Söylendiğine göre Zekeriyya yalnız başına Meryem'in yanına giriyor ve onun yanından çıkınca üzerine yedi kapı kilitliyordu.

C- "Zekeriyya mihrab da her ne zaman onun yanına girse orada bir rızık bulur ve sorardı ."

Zekeriyya her ne zaman Meryem'in yanma girdi ise, onun yanında, mûtad olmayan bir çeşit yiyecek buluyordu. Zira o yiyecekler cennetten ona iniyordu. Ve Zekeriyya (aleyhisselâm), yazın onun yanında kış meyvelerini ve kışın da yaz meyvelerini buluyordu. Ve Meryem, hiç süt emmedi.

Ç- "- Meryem! Bu sana nereden geliyor ?" derdi.

Bu cümle;

"- Zekeriyya (aleyhisselâm), bu ibret verici durumu görünce, ne dedi?" şeklindeki gizli bir sualin cevabıdır. Yani, bunun daha açık anlamı şudur:

"- Ey Meryem! Kapılar senin üstüne kilitli iken, bu dünya yiyeceklerine benzemeyen yiyecekler sana nereden geliyor?"

Bu âyet-i kerîme, evliyânın kerametlerinin olabileceğine delildir. Evliyânın kerametlerini inkâr edenler ise, bunu, İsa'nın peygamberliği için irhâs (Peygamberlerden, nübüvvet öncesi sâdır olan harikulade olay) ve tesis olarak yorumlarlar. Zekeriyya'nın (aleyhisselâm) bunu anlamakta güçlük çekmesi, bu fevkalâde olayı onun mucizesi olarak yorumlamaya mânidir.

Zekeriyya Meryem'e o küçük yaşına rağmen bu şekilde hitab etmiştir. Çünkü o gördüklerinden onun, Allah (celle celâlühü) tarafından ilim ve kudretle desteklendiğini anlamıştır.

D- "Meryem de:

"- O Allah katındandır ! Çünkü Allah, dilediğini hesapsız rızıklandırır." derdi ."

Bu cümle de istinaf cümlesidir.
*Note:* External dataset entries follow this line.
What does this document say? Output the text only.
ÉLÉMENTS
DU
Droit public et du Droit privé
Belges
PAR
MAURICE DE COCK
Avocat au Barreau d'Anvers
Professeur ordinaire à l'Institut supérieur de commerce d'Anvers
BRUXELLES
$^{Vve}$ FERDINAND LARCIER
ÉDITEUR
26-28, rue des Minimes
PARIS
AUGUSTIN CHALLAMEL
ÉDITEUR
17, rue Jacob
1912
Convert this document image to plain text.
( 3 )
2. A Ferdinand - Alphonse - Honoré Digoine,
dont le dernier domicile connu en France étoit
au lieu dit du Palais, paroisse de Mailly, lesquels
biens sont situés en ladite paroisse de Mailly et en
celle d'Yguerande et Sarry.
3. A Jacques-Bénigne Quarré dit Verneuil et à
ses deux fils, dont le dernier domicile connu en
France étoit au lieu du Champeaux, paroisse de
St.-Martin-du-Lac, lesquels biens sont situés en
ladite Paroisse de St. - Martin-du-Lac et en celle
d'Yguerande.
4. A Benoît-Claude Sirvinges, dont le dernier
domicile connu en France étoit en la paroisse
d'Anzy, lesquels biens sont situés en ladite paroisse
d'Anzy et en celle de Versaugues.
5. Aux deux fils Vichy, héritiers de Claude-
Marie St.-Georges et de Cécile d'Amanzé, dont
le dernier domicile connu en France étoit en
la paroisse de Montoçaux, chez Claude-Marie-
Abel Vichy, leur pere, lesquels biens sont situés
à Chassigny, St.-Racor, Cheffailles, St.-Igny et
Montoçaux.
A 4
Yani,

"- Merveffi, suali anlamaya ve cevabını vermeye muktedir olmayan küçük bir kız iken ne yaptı?" gizli sualine böyle cevap verilmiştir. Yani Meryem, anlamı itibariyle şöyle demek istemiştir:

"- Bu rızık Allah katındandır. Onun için buna taaccüb etmeyin ve garipsemeyin. Çünkü şüphesiz Allah kimi dilerse onu hesapsızca, çokça, ya da hakkı olmadığı hâlde ilâhî lütuf olarak rızıklandırır."

"İnna'Uâhe yarzuku men yeşâü biğayri hıisâb / Çünkü Allah, dilediğini hesapsız rızıklandırır." cümlesi,

- ya Meryem'in kelâmının devamıdır,

- ya da doğrudan doğruya Allah tarafından söylenmiş bir istinaf cümlesidir.
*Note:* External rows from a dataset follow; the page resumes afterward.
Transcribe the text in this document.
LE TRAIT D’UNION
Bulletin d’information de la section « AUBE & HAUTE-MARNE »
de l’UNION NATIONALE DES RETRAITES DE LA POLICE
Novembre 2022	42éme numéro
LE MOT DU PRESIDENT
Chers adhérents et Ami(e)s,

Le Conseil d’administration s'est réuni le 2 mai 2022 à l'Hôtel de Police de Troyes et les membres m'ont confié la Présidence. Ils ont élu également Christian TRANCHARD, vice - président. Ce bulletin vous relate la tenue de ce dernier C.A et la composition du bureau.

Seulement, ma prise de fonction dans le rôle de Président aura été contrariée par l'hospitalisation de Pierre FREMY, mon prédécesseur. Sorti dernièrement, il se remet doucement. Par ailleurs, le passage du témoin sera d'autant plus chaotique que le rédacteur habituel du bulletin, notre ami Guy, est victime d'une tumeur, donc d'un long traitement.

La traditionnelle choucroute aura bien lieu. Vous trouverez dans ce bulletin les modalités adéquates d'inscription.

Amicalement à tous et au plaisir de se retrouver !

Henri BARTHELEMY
Rivâyete göre kızı Fâtımatü'z-Zehrâ (radıyallahü anha), bir gün Resûlüllah'a (sallallahü aleyhi ve sellem) iki ekmek ile bir parça et gönderdi. Peygamber onları kendisine geri götürdü ve ona:

"- Kızcağızım, şu gördüğüm büyük kabı getir bakayım!" dedi ve kabın üstünü açınca baktı ki, içi ekmek ve et dolu.

Peygamber (sallallahü aleyhi ve sellem):

"- Pekiyi, bu sana nereden geldi?" diye sordu. Fâtıma (radıyallahü anha) da:

"- Allah katından geldi. Şüphesiz Allah kimi dilerse onu hesapsız rızıklandırır." dedi.

Bunu üzerine Peygamber (sallallahü aleyhi ve sellem) şöyle buyurdu:

"- Allah, hamd olsun ki seni, İsrâiloğullarının ulu kadını Meryem'e benzer kılmıştır."

Sonra Peygamber (sallallahü aleyhi ve sellem), Ali'yi, Hasen ile Hüseyin'i ve diğer Ehl-i Beytini topladı ve hepsi ondan yediler, doydular; fakat yemek, hâlâ olduğu gibi duruyordu. Fâtıma (radıyallahü anha) kalan yemeği de komşularına dağittı.